The indicators are based on the share of women in wage employment in the non-agricultural sector, and the proportion of seats held by women in National Parliament.
“Dominica has progressed in increasing the number of women employed in the non-agricultural sector, moving from 46.7% in 2005 to an estimated 49.1% in 2011 that is of total women employed. However, the proportion of seats held by women in Parliament is significantly low recording only 14.8%. National programmes should promote and encourage gender equality and empowerment of women in various sectors. The gender disparity at the Parliamentary level needs to be addressed. Further steps need to be taken to encourage women’s participation in the decision making process, one of which is creating a conducive environment for participating in the political process. Women should be motivated to participate in the political process and that opportunities should be given for representation. It is recommended that women occupy at least 40% of seats in Parliament by 2015.”
Dominica’s effort to achieve the fourth goal of reducing child mortality is sufficient to see a steady decline in the child mortality rate. Carrette says intervention programmes are being implemented to significantly reduce infant mortality.
Millennium development goal number five is to improve maternal health and Chief Statistician, Prayma Carrette says that has generally been achieved.
Carrette reported on Dominica’s progress on goal number six to combat HIV/AIDS, malaria and other diseases.
“Dominica has virtually eradicated the incidence of malaria. Deaths associated with malaria are 0.0. According to local health officials, no transmission of malaria has occurred since the 1960’s. Deaths from tuberculosis have no occurred since 2007. Deaths associated with HIV/AIDS have remain relatively stable over recent periods accounting for 0.25 – 0.8% of deaths over the last four years.”
She also stated that the island can expect to see a continued decline in the number of HIV/AIDS related deaths.
Goal seven is to ensure environment sustainability and according to Carrette, there has been a decrease in imports of ozone depleting substances and an increase in land area covered by forest.
“Dominica continues to work toward the process of integrating the principles of sustainable development into country policies and programmes and reverse the loss of environmental resources. Dominica is committed to preserving its natural endowment of flora and fauna in the establishment of protected areas, enforcement of environment protected laws and continued advocacy in environment education.”
Indicators also show that 95.5 per cent of Dominica’s population have access to an improved drinking water source; 84 per cent are using improved sanitation facilities and 71.7 percent enjoy secure home tenure.
This means they have a right to continue to occupy property and enjoy secure state protection against unlawful evictions.
Dominica is playing is part in partnering with other countries for development which is Millennium development goal number eight.
“Dominica pursues and maintains a free market and liberal economy.

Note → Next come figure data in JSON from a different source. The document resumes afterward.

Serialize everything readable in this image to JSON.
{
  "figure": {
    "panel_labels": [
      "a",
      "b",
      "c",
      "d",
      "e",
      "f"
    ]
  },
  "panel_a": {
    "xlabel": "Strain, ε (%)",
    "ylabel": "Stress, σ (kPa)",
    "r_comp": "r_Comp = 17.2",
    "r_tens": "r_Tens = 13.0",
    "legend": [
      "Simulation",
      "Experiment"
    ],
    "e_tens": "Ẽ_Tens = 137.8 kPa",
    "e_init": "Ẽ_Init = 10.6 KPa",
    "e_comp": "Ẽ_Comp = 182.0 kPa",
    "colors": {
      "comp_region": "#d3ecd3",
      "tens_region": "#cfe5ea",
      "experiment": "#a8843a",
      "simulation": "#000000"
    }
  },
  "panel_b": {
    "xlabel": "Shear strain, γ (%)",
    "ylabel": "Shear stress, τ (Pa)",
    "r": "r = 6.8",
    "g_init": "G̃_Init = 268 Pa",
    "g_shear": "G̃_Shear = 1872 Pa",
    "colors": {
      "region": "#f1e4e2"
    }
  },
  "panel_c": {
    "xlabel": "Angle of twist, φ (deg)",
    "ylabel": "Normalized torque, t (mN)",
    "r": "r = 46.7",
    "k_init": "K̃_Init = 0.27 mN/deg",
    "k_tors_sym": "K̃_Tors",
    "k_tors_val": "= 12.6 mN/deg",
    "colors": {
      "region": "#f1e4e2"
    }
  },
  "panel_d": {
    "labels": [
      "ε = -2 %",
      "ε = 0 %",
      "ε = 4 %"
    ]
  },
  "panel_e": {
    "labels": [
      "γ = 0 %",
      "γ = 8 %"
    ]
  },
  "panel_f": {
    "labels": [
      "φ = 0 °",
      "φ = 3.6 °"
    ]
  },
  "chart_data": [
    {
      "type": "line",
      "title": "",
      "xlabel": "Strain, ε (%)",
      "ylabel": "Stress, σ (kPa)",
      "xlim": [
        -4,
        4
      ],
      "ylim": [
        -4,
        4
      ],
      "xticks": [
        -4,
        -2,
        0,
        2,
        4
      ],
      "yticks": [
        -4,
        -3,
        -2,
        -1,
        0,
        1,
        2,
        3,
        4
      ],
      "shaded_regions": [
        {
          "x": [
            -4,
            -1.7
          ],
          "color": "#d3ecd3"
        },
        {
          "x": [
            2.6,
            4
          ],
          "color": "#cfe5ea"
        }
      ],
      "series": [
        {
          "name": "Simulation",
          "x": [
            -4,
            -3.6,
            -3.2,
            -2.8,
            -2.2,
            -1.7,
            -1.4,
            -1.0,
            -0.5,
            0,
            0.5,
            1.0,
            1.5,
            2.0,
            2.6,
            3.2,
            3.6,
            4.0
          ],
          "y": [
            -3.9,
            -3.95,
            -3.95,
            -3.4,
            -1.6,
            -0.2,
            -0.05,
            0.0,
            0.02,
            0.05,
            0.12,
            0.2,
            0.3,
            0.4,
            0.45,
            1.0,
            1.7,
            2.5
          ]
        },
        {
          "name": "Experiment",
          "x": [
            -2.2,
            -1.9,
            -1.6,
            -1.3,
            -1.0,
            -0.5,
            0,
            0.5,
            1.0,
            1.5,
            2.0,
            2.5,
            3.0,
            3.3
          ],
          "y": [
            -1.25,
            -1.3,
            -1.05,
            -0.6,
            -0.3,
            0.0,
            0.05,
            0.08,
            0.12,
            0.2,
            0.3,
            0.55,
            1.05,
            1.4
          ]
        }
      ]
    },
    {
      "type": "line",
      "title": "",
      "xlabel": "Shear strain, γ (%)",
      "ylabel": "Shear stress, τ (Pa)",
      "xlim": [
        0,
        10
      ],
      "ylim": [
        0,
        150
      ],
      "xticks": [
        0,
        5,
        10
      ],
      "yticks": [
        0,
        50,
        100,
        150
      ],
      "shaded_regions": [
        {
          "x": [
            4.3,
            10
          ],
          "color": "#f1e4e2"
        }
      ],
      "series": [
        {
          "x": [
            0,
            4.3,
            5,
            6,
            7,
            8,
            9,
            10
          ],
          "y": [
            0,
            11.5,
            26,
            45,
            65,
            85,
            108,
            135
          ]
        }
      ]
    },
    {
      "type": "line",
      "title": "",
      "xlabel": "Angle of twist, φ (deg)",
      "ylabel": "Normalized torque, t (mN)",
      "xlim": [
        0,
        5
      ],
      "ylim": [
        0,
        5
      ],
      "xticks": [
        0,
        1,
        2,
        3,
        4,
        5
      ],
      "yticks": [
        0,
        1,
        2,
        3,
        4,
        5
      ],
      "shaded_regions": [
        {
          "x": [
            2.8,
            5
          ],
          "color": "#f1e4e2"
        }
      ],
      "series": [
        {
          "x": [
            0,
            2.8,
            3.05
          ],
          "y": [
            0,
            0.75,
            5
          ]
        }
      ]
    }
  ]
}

No restrictions exist on any country. The main trading partners in exports are the Caribbean region registering 70 to 80% followed by the United Kingdom with 11 to 13%. The main trade suppliers are the United States of America accounting for 36 to 40% of imports and the Caribbean region 29.8%. Dominica’s trade expansion with other countries is evident over the last four years. Import trade with Venezuela moved from 1.7%, in 2007 to 7% in 2010. The country is in a position to achieve the targets, given the participation in global economic development, relations with other countries, collaboration with regional and international partners and investment in communication and technology, the country is well poised to achieve these targets.”
The promise to achieve those eight goals by 2015 was made in 2000. All 193 United Nations member states and at least 23 international organizations have agreed to achieve these goals by the year 2015.